Effects on Bone Health

DHEA supports bone density through its conversion into testosterone and estrogen in bone tissue. Both of these hormones stimulate the cells that build new bone and slow the cells that break it down. When DHEA levels are chronically low, especially in postmenopausal women or older men whose sex hormone levels are already declining, the loss of this local hormone production can accelerate bone thinning.

DHEA and Female Fertility

Low DHEA has a specific relevance for women dealing with diminished ovarian reserve, a condition where the number and quality of remaining eggs is lower than expected. Androgens (which DHEA is converted into) promote the growth of early-stage follicles and help prevent them from dying off prematurely. Research has shown that DHEA supplementation in women with diminished ovarian reserve improves ovarian function over time, increases pregnancy chances, and appears to lower miscarriage rates by reducing chromosomal abnormalities in eggs. AMH, a key marker of ovarian reserve, tends to rise in parallel with the length of DHEA supplementation, and that improvement is highly predictive of pregnancy success.

How Low DHEA Is Diagnosed

Doctors typically measure DHEA-S (the sulfate form) rather than DHEA itself. The sulfate version is far more stable in the bloodstream and doesn’t fluctuate throughout the day the way DHEA does, making it a more reliable snapshot of your overall production. The test is a simple blood draw, and results are usually reported in micrograms per deciliter. Your doctor will compare your result against reference ranges for your age and sex, since what counts as “low” varies significantly between a 25-year-old woman and a 60-year-old man.

DHEA Supplementation

DHEA supplements are available over the counter in many countries, but dosing matters. Clinical trials have generally used 25 to 50 mg per day, with 25 mg being the typical dose for postmenopausal women and 50 mg for men. These doses aim to restore levels to the range seen in younger adults. Some studies have tested doses as high as 1,600 mg per day, but those are pharmacologic (drug-level) doses, not physiologic replacement.

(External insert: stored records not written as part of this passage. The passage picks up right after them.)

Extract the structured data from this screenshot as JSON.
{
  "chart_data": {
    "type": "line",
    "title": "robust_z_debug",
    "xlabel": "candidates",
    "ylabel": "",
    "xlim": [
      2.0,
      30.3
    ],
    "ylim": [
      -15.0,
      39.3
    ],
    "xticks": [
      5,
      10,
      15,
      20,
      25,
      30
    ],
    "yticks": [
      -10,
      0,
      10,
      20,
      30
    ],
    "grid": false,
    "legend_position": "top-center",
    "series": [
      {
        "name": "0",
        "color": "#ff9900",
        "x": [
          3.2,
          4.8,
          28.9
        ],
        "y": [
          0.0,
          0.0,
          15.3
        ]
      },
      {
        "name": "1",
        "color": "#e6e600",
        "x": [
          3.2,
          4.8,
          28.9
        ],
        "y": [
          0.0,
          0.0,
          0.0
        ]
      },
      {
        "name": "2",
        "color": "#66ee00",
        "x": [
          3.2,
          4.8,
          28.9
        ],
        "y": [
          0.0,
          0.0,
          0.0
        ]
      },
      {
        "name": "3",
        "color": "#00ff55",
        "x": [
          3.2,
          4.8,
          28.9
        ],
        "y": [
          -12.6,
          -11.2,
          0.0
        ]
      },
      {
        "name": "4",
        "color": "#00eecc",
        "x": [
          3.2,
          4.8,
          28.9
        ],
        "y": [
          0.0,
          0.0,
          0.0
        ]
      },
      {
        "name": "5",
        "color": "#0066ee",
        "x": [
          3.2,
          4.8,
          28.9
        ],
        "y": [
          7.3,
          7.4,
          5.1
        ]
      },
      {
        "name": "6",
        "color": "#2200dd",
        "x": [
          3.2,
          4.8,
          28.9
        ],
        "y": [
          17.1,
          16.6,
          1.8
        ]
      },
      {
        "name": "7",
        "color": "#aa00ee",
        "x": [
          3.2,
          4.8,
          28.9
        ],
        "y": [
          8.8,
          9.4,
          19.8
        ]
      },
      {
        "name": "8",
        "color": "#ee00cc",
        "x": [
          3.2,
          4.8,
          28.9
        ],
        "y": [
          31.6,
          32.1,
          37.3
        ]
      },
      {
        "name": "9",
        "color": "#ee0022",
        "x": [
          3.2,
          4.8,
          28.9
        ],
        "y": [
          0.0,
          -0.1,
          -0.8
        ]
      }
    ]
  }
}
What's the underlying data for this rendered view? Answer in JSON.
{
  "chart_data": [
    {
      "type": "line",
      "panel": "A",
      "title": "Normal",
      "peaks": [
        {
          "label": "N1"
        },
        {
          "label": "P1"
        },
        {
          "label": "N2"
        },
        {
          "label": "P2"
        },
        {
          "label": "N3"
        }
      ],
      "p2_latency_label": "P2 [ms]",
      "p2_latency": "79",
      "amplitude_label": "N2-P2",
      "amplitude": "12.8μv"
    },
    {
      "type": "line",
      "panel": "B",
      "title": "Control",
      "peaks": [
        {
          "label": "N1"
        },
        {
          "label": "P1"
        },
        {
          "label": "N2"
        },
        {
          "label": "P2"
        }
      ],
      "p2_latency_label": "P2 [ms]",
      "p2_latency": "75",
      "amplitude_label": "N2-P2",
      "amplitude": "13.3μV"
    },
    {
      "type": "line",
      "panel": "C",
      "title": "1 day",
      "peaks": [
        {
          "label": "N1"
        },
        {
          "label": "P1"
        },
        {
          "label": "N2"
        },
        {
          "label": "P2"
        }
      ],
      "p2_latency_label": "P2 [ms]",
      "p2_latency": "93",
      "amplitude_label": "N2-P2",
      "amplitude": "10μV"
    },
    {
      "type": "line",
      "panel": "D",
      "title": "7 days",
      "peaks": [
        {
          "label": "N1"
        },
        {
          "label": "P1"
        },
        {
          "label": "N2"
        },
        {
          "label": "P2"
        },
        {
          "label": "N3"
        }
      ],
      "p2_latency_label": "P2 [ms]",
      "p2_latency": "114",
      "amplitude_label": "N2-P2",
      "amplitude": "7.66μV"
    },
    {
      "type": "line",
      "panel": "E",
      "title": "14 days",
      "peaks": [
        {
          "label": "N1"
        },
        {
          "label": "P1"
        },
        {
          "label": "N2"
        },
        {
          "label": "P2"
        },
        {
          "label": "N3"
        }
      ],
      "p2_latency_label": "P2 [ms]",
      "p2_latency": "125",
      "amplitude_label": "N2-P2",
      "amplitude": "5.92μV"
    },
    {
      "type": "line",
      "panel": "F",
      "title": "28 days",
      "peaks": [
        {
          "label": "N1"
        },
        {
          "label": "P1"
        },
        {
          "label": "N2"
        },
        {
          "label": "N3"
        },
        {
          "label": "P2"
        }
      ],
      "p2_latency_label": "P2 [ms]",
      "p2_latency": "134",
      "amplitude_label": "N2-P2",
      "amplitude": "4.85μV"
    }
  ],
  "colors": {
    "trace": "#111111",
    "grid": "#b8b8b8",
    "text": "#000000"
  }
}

The evidence on whether supplementation improves how people feel is mixed. A meta-analysis of 28 trials in postmenopausal women found that DHEA did not significantly improve quality of life, menopausal symptoms, or sexual function compared to placebo. Even at the lower 25 mg dose in women with adrenal insufficiency, one study reported no improvements in wellbeing or sexual function despite restoring blood levels to premenopausal range.

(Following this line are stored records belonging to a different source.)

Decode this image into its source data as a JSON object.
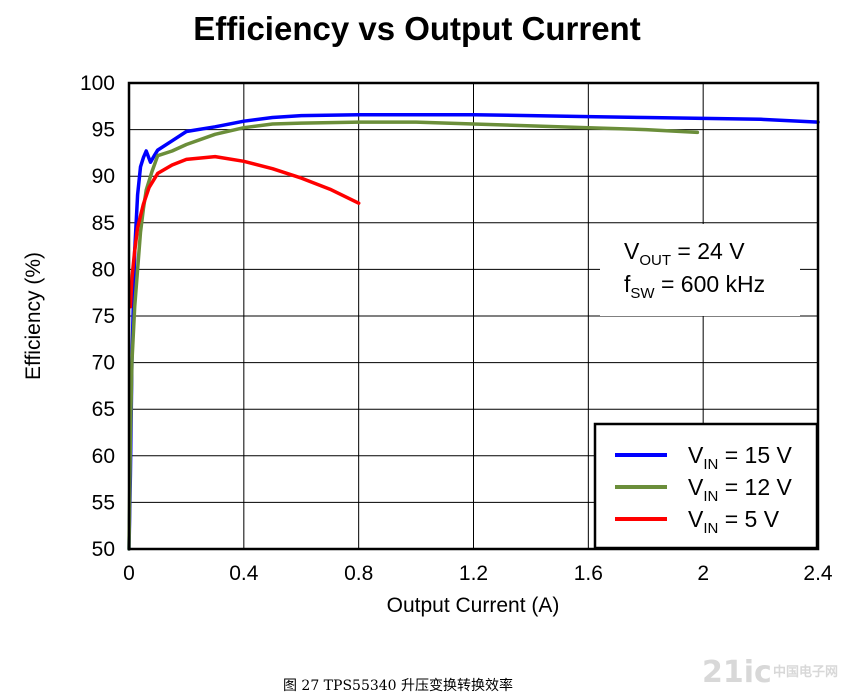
{
  "chart_data": {
    "type": "line",
    "title": "Efficiency vs Output Current",
    "xlabel": "Output Current (A)",
    "ylabel": "Efficiency (%)",
    "xlim": [
      0,
      2.4
    ],
    "ylim": [
      50,
      100
    ],
    "x_ticks": [
      "0",
      "0.4",
      "0.8",
      "1.2",
      "1.6",
      "2",
      "2.4"
    ],
    "x_tick_values": [
      0,
      0.4,
      0.8,
      1.2,
      1.6,
      2.0,
      2.4
    ],
    "y_ticks": [
      "50",
      "55",
      "60",
      "65",
      "70",
      "75",
      "80",
      "85",
      "90",
      "95",
      "100"
    ],
    "y_tick_values": [
      50,
      55,
      60,
      65,
      70,
      75,
      80,
      85,
      90,
      95,
      100
    ],
    "grid": true,
    "legend_position": "bottom-right",
    "annotation": {
      "line1": {
        "main": "V",
        "sub": "OUT",
        "rest": " = 24 V"
      },
      "line2": {
        "main": "f",
        "sub": "SW",
        "rest": " = 600 kHz"
      }
    },
    "series": [
      {
        "label_main": "V",
        "label_sub": "IN",
        "label_rest": " = 15 V",
        "color": "#0000ff",
        "x": [
          0,
          0.005,
          0.01,
          0.02,
          0.03,
          0.04,
          0.05,
          0.06,
          0.075,
          0.09,
          0.1,
          0.15,
          0.2,
          0.3,
          0.4,
          0.5,
          0.6,
          0.8,
          1.0,
          1.2,
          1.4,
          1.6,
          1.8,
          2.0,
          2.2,
          2.4
        ],
        "y": [
          50,
          58,
          70,
          82,
          88,
          91,
          92,
          92.7,
          91.5,
          92.3,
          92.8,
          93.8,
          94.8,
          95.3,
          95.9,
          96.3,
          96.5,
          96.6,
          96.6,
          96.6,
          96.5,
          96.4,
          96.3,
          96.2,
          96.1,
          95.8
        ]
      },
      {
        "label_main": "V",
        "label_sub": "IN",
        "label_rest": " = 12 V",
        "color": "#6b8e3a",
        "x": [
          0,
          0.005,
          0.01,
          0.02,
          0.03,
          0.04,
          0.05,
          0.06,
          0.08,
          0.1,
          0.15,
          0.2,
          0.3,
          0.4,
          0.5,
          0.6,
          0.8,
          1.0,
          1.2,
          1.4,
          1.6,
          1.8,
          1.98
        ],
        "y": [
          50,
          62,
          70,
          76,
          80,
          84,
          86.5,
          88.5,
          90.5,
          92.2,
          92.7,
          93.4,
          94.5,
          95.2,
          95.6,
          95.7,
          95.8,
          95.8,
          95.6,
          95.4,
          95.2,
          95.0,
          94.7
        ]
      },
      {
        "label_main": "V",
        "label_sub": "IN",
        "label_rest": " = 5 V",
        "color": "#ff0000",
        "x": [
          0.005,
          0.01,
          0.02,
          0.03,
          0.05,
          0.07,
          0.1,
          0.15,
          0.2,
          0.3,
          0.4,
          0.5,
          0.6,
          0.7,
          0.8
        ],
        "y": [
          76,
          79,
          82,
          84.5,
          87,
          88.8,
          90.3,
          91.2,
          91.8,
          92.1,
          91.6,
          90.8,
          89.8,
          88.6,
          87.1
        ]
      }
    ]
  },
  "caption": "图 27 TPS55340  升压变换转换效率",
  "watermark": {
    "main": "21ic",
    "sub": "中国电子网"
  }
}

Side effects are dose-dependent and stem from DHEA’s conversion into androgens. Acne and excess hair growth (hirsutism) are the most common, particularly in women. Even at low doses, some women reported increased body odor and scalp itching. Because DHEA also converts into estrogen, there are theoretical concerns about long-term use in people with hormone-sensitive conditions, though this hasn’t been well studied over extended periods.

For women with diminished ovarian reserve pursuing fertility treatment, DHEA supplementation has shown more consistent benefits and is used in many reproductive medicine clinics, typically under direct medical supervision with regular monitoring of hormone levels and ovarian markers.